In this March 13, 2019, video grab from footage broadcast by the UK Parliament's Parliamentary Recording Unit (PRU) shows Britain's opposition Labour party leader Jeremy Corbyn (left) and Deputy Leader of the Labour Party Tom Watson listen as then Britain's Prime Minister Theresa May speaks during the weekly Prime Minister's Questions (PMQs) in the House of Commons in London. (PHOTO / PRU / AFP)
After parliament ordered Johnson last week to seek a Brexit delay beyond Oct 31 unless he strikes a deal to smooth the transition, Brexit is up in the air with options ranging from a turbulent no-deal exit to a referendum that could reverse the entire endeavour.
In a speech that is at odds with the stance of Labour's leader Jeremy Corbyn, Watson will say there is "no such thing as a good Brexit deal" and Labour must campaign unequivocally to remain, the BBC said.
"The only way to break the Brexit deadlock once and for all is a public vote in a referendum," Watson will say, according to the BBC. "A general election might well fail to solve this Brexit chaos."
"There is no such thing as a good Brexit deal, which is why I believe we should advocate for remain," he will say.
The 2016 Brexit referendum showed a United Kingdom divided about much more than the EU, and has given rise to soul-searching about everything from secession and immigration to capitalism, empire and modern Britishness.
Johnson says the United Kingdom will leave the EU "do or die" on Oct 31 and has ruled out seeking an extension.
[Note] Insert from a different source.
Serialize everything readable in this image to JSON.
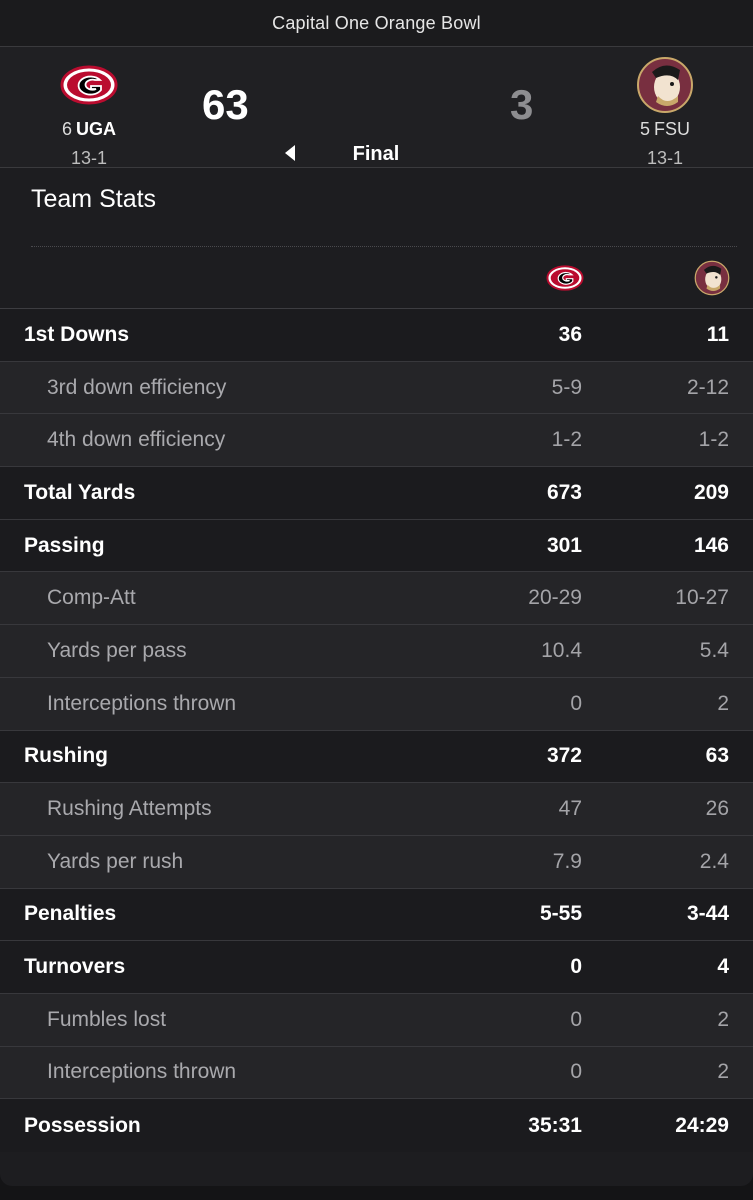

He says he wants to agree an exit deal with the bloc at an EU summit on Oct 17.
German Chancellor Angela Merkel said on Wednesday there was still every chance for Britain's divorce from the EU to transpire with a deal although Berlin is prepared for a disruptive no-deal Brexit in case that does not happen.
"We still have every chance of getting an orderly (Brexit) and the German government will do everything it can to make that possible - right up to the last day. But I also say we are prepared for a disorderly Brexit," Merkel told parliament.
"But the fact remains that after the withdrawal of Britain, we have an economic competitor at our door, even if we want to keep close economic, foreign and security cooperation and friendly relations," Merkel added.
Protesters holding Scottish and European flags gather in front of St Gilles Cathedral facing the Scottish Court of Session in Edinburgh, Scotland, Sept 4, 2019. (FRANCOIS MORI / AP)
EU leaders, though, are adamant that the onus is on the divided United Kingdom to propose a way out of the Brexit impasse.
A Kantar opinion poll showed fewer than one in three Britons think it is likely that the United Kingdom will leave the EU by Oct 31. If a new referendum was held, 37% of Britons say they would vote to remain, 34% say they would vote to leave while 18 percent would not vote at all, Kantar said.
That survey and a ComRes poll published this week put the governing Conservatives ahead of Labour although there was a huge divergence.
Comres had the Conservatives ahead by just one percentage point compared to Kantar's double-digit lead, reflecting the difficulty of forecasting any election outcome.
Watson will say that while an autumn election seems inevitable, "that does not make it desirable". Corbyn has said he wants an election and that Labour will then offer a referendum with both leave and remain options.
Johnson's Conservative Party argues that Labour wants to ignore the outcome of the 2016 referendum and the public's view that Brexit should be delivered. Britons voted 52% to 48% three years ago in favour of Brexit.